Both methods go to zero in different ways - L2 applies smooth but strong regularisation, while L1 is more stable
Regularisation can perform feature selection by…
Shrinking some features’ contributions to zero
What is feature selection?
Selecting only the most important features from your data, deleting the rest
How can we perform efficient feature selection via cross-validation?
Removing values one at a time and measuring predictive results - if the removed feature improves or doesn’t change the results, it can be removed
What is gradient descent?
An iterative approach to fitting any machine learning model by adjusting weights based on the loss calculated from the loss function
Why is gradient descent better than grid search and random sampling for finding optimal parameters?

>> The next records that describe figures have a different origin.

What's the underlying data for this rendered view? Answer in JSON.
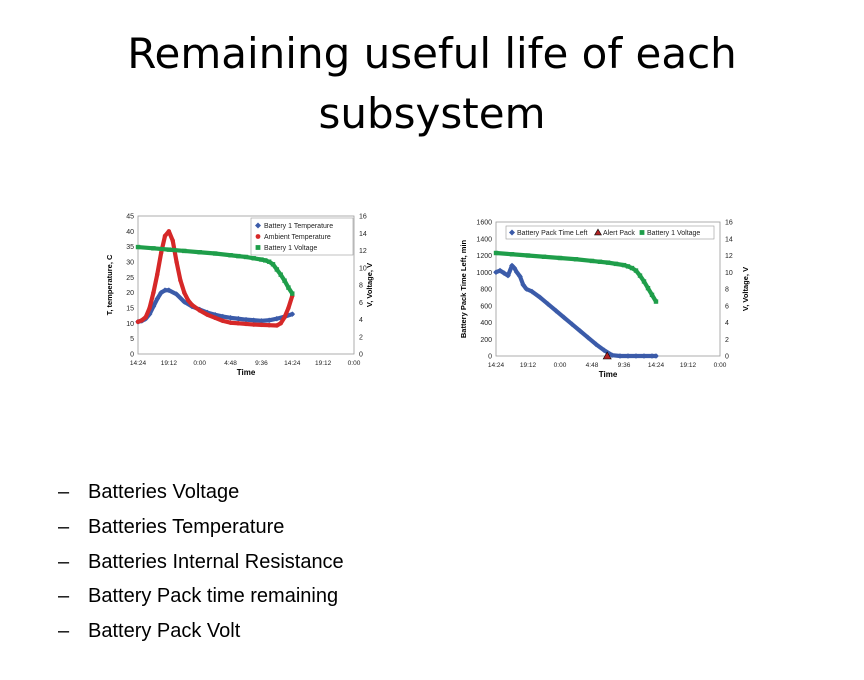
{
  "slide": {
    "title_line1": "Remaining useful life of each",
    "title_line2": "subsystem"
  },
  "bullets": [
    {
      "dash": "–",
      "text": "Batteries Voltage"
    },
    {
      "dash": "–",
      "text": "Batteries Temperature"
    },
    {
      "dash": "–",
      "text": "Batteries Internal Resistance"
    },
    {
      "dash": "–",
      "text": "Battery Pack time remaining"
    },
    {
      "dash": "–",
      "text": "Battery Pack Volt"
    }
  ],
  "chart_data": [
    {
      "type": "line",
      "xlabel": "Time",
      "ylabel": "T, temperature, C",
      "y2label": "V, Voltage, V",
      "x_ticks": [
        "14:24",
        "19:12",
        "0:00",
        "4:48",
        "9:36",
        "14:24",
        "19:12",
        "0:00"
      ],
      "ylim": [
        0,
        45
      ],
      "yticks": [
        0,
        5,
        10,
        15,
        20,
        25,
        30,
        35,
        40,
        45
      ],
      "y2lim": [
        0,
        16
      ],
      "y2ticks": [
        0,
        2,
        4,
        6,
        8,
        10,
        12,
        14,
        16
      ],
      "legend_position": "top-right",
      "series": [
        {
          "name": "Battery 1 Temperature",
          "axis": "left",
          "color": "#3b5ba9",
          "marker": "diamond",
          "x": [
            0,
            0.5,
            1,
            1.5,
            2,
            2.5,
            3,
            3.5,
            4,
            5,
            6,
            7,
            8,
            9,
            10,
            11,
            12,
            13,
            14,
            15,
            16,
            17,
            18,
            19,
            20
          ],
          "y": [
            10.5,
            10.8,
            11.5,
            13,
            15.5,
            18,
            20,
            20.8,
            20.8,
            19.5,
            17,
            15.5,
            14.5,
            13.5,
            12.8,
            12.2,
            11.8,
            11.5,
            11.2,
            11,
            10.8,
            11,
            11.5,
            12.2,
            13
          ]
        },
        {
          "name": "Ambient Temperature",
          "axis": "left",
          "color": "#d62828",
          "marker": "circle",
          "x": [
            0,
            0.5,
            1,
            1.5,
            2,
            2.5,
            3,
            3.5,
            4,
            4.5,
            5,
            5.5,
            6,
            6.5,
            7,
            8,
            9,
            10,
            11,
            12,
            13,
            14,
            15,
            16,
            17,
            18,
            18.5,
            19,
            19.5,
            20
          ],
          "y": [
            10.5,
            11,
            12,
            15,
            20,
            26,
            33,
            38.5,
            40,
            37,
            30,
            24,
            20,
            17.5,
            16,
            14.2,
            12.8,
            11.8,
            10.8,
            10.2,
            10,
            9.8,
            9.6,
            9.5,
            9.4,
            9.3,
            10,
            12,
            15,
            19
          ]
        },
        {
          "name": "Battery 1 Voltage",
          "axis": "right",
          "color": "#1f9e4a",
          "marker": "square",
          "x": [
            0,
            2,
            4,
            6,
            8,
            10,
            12,
            13,
            14,
            15,
            16,
            16.5,
            17,
            17.5,
            18,
            18.5,
            19,
            19.5,
            20
          ],
          "y": [
            12.4,
            12.25,
            12.1,
            11.95,
            11.8,
            11.65,
            11.45,
            11.35,
            11.25,
            11.1,
            10.95,
            10.85,
            10.7,
            10.4,
            9.8,
            9.2,
            8.5,
            7.7,
            7.0
          ]
        }
      ]
    },
    {
      "type": "line",
      "xlabel": "Time",
      "ylabel": "Battery Pack Time Left, min",
      "y2label": "V, Voltage, V",
      "x_ticks": [
        "14:24",
        "19:12",
        "0:00",
        "4:48",
        "9:36",
        "14:24",
        "19:12",
        "0:00"
      ],
      "ylim": [
        0,
        1600
      ],
      "yticks": [
        0,
        200,
        400,
        600,
        800,
        1000,
        1200,
        1400,
        1600
      ],
      "y2lim": [
        0,
        16
      ],
      "y2ticks": [
        0,
        2,
        4,
        6,
        8,
        10,
        12,
        14,
        16
      ],
      "legend_position": "top",
      "series": [
        {
          "name": "Battery Pack Time Left",
          "axis": "left",
          "color": "#3b5ba9",
          "marker": "diamond",
          "x": [
            0,
            0.5,
            1,
            1.5,
            2,
            2.3,
            2.6,
            3,
            3.4,
            3.8,
            4.5,
            5.5,
            6.5,
            7.5,
            8.5,
            9.5,
            10.5,
            11.5,
            12.5,
            13.5,
            14.5,
            15.5,
            16.5,
            17.5,
            18.5,
            19.5,
            20
          ],
          "y": [
            1000,
            1020,
            990,
            960,
            1080,
            1050,
            1000,
            950,
            850,
            800,
            770,
            700,
            620,
            540,
            460,
            380,
            300,
            220,
            140,
            70,
            10,
            0,
            0,
            0,
            0,
            0,
            0
          ]
        },
        {
          "name": "Alert Pack",
          "axis": "left",
          "color": "#b22222",
          "marker": "triangle",
          "x": [
            13.9
          ],
          "y": [
            0
          ]
        },
        {
          "name": "Battery 1 Voltage",
          "axis": "right",
          "color": "#1f9e4a",
          "marker": "square",
          "x": [
            0,
            2,
            4,
            6,
            8,
            10,
            12,
            13,
            14,
            15,
            16,
            16.5,
            17,
            17.5,
            18,
            18.5,
            19,
            19.5,
            20
          ],
          "y": [
            12.3,
            12.15,
            12.0,
            11.85,
            11.7,
            11.55,
            11.35,
            11.25,
            11.15,
            11.0,
            10.85,
            10.7,
            10.5,
            10.2,
            9.6,
            8.9,
            8.1,
            7.3,
            6.5
          ]
        }
      ]
    }
  ]
}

Random sampling and grid search will take too long to converge, with grid search just being more uniform
How does gradient descent minimise the loss of a model?
We start at a random point in parameter space, and calculate the error. We then adjust our parameters using the gradient of the parameters with respect to the magnitude of error
What is L1 and L2 norm?
Two methods of calculating errors, wherein L1 is an absolute sum of errors, and L2 (also known as Euclidean distance) is a sum of squared errors rooted.